Enero taimado y tramposo

No te vayas enero sin saber nada de mí que tengo algo que contarte. Te vas y me dejas en lo profundo del invierno, rodeado de agua, viento, frío y nieve amenazante. Te vas mientras miro por la ventana y te veo escapar como los cobardes: sin decir nada. Te vas y yo me quedo viéndote huir en silencio, mudo y con el rabo entre las piernas.

Has sido un mes duro conmigo, exigente. Demasiado, diría yo, para empezar el año. Tú te has encargado de romper todas las ilusiones que me había hecho antes de tu llegada. Me has tirado de la oreja como si yo fuera un niño malcriado. Te odio por todo lo que siempre me quitas. Te odio, dulcemente, pero lo hago. Has sido más largo que los días que te forman, más oscuro que tus noches sin luz y tus días grises. Has sido, como siempre, el primero en llegar y eres el primero en marcharte. No siento perderte de vista. Más bien me alegro. Sólo lamento que te lleves el tiempo contigo.

He deambulado por tus horas adaptándome al cambio necesario. Saltando del  fin engañoso del año al puente que tiendes tramposo. Prometes novedad y sólo traes retorno. Vuelta a lo cotidiano que sólo añoramos cuando no sabemos ni queremos hacer nada especial. Enero rutinario. Vuelta a la norma. Vuelta a despertar cuando es debido y a cerrar los ojos aunque no lo pida el cansancio.

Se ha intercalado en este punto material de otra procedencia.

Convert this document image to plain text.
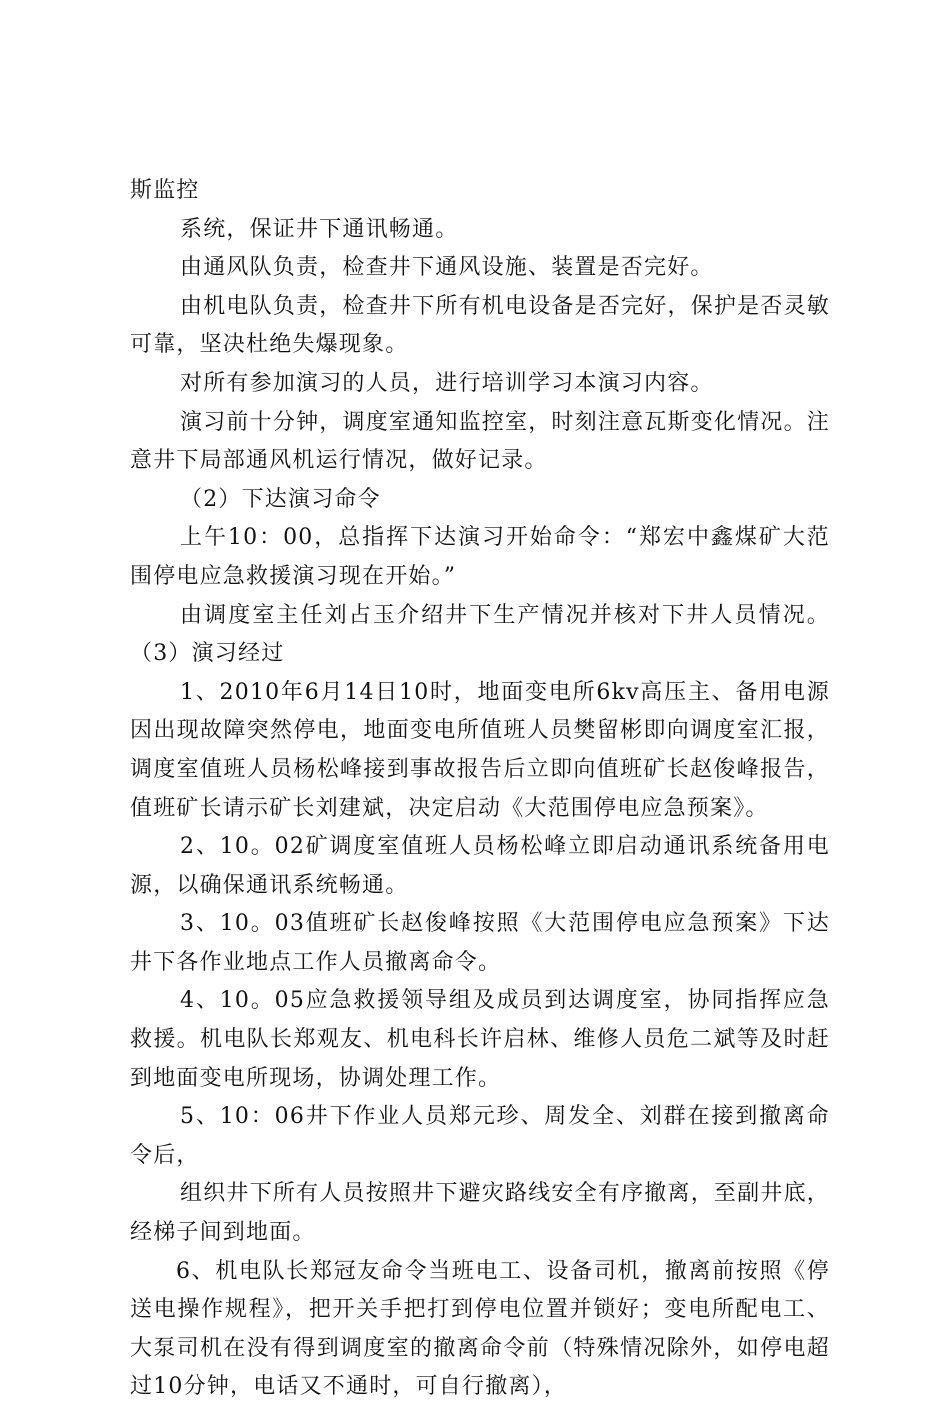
斯监控

系统，保证井下通讯畅通。

由通风队负责，检查井下通风设施、装置是否完好。

由机电队负责，检查井下所有机电设备是否完好，保护是否灵敏可靠，坚决杜绝失爆现象。

对所有参加演习的人员，进行培训学习本演习内容。

演习前十分钟，调度室通知监控室，时刻注意瓦斯变化情况。注意井下局部通风机运行情况，做好记录。

（2）下达演习命令

上午10：00，总指挥下达演习开始命令：“郑宏中鑫煤矿大范围停电应急救援演习现在开始。”

由调度室主任刘占玉介绍井下生产情况并核对下井人员情况。（3）演习经过

1、2010年6月14日10时，地面变电所6kv高压主、备用电源因出现故障突然停电，地面变电所值班人员樊留彬即向调度室汇报，调度室值班人员杨松峰接到事故报告后立即向值班矿长赵俊峰报告，值班矿长请示矿长刘建斌，决定启动《大范围停电应急预案》。

2、10。02矿调度室值班人员杨松峰立即启动通讯系统备用电源，以确保通讯系统畅通。

3、10。03值班矿长赵俊峰按照《大范围停电应急预案》下达井下各作业地点工作人员撤离命令。

4、10。05应急救援领导组及成员到达调度室，协同指挥应急救援。机电队长郑观友、机电科长许启林、维修人员危二斌等及时赶到地面变电所现场，协调处理工作。

5、10：06井下作业人员郑元珍、周发全、刘群在接到撤离命令后，

组织井下所有人员按照井下避灾路线安全有序撤离，至副井底，经梯子间到地面。

6、机电队长郑冠友命令当班电工、设备司机，撤离前按照《停送电操作规程》，把开关手把打到停电位置并锁好；变电所配电工、大泵司机在没有得到调度室的撤离命令前（特殊情况除外，如停电超过10分钟，电话又不通时，可自行撤离），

Enero de propósitos que se van antes de que tú lo hagas. Enero de proyectos pospuestos,  proyectos que nos pesan en la espalda de tanto traerlos a cuestas.

Enero te vas y ¿qué nos dejas? Febrero asoma su fría sombra por la puerta. ¿Hay mes más triste que febrero? Febrero como paréntesis. Tierra de nadie.

Me olvido de ti, de él y de vuestros nombres. Me aferro una vez más a lo único importante, al tiempo que me das. Trato, y es difícil, de vivirlo, de aprovecharlo como dicen, sin poner fechas ni nombres. El tiempo, lo único que nos es dado, lo único inventado que es más real que lo evidente. El tiempo como lugar donde vivir, pensar, reír, llorar, sufrir, disfrutar, lamentar, hablar. El tiempo como casa en la que permanecer siempre y para siempre. Tiempo siempre lleno de realidades y esperanzas, tiempo pasado que se hace presente y se convierte en futuro sin dejar de ser ahora.

Gracias, en fin, enero taimado y tramposo por dejar que te quite el nombre, por permitir que lo eche al fuego que me calienta  y comprobar que en el fondo, así desnudo, eres bueno conmigo. Gracias por dejarme un tiempo irrepetible.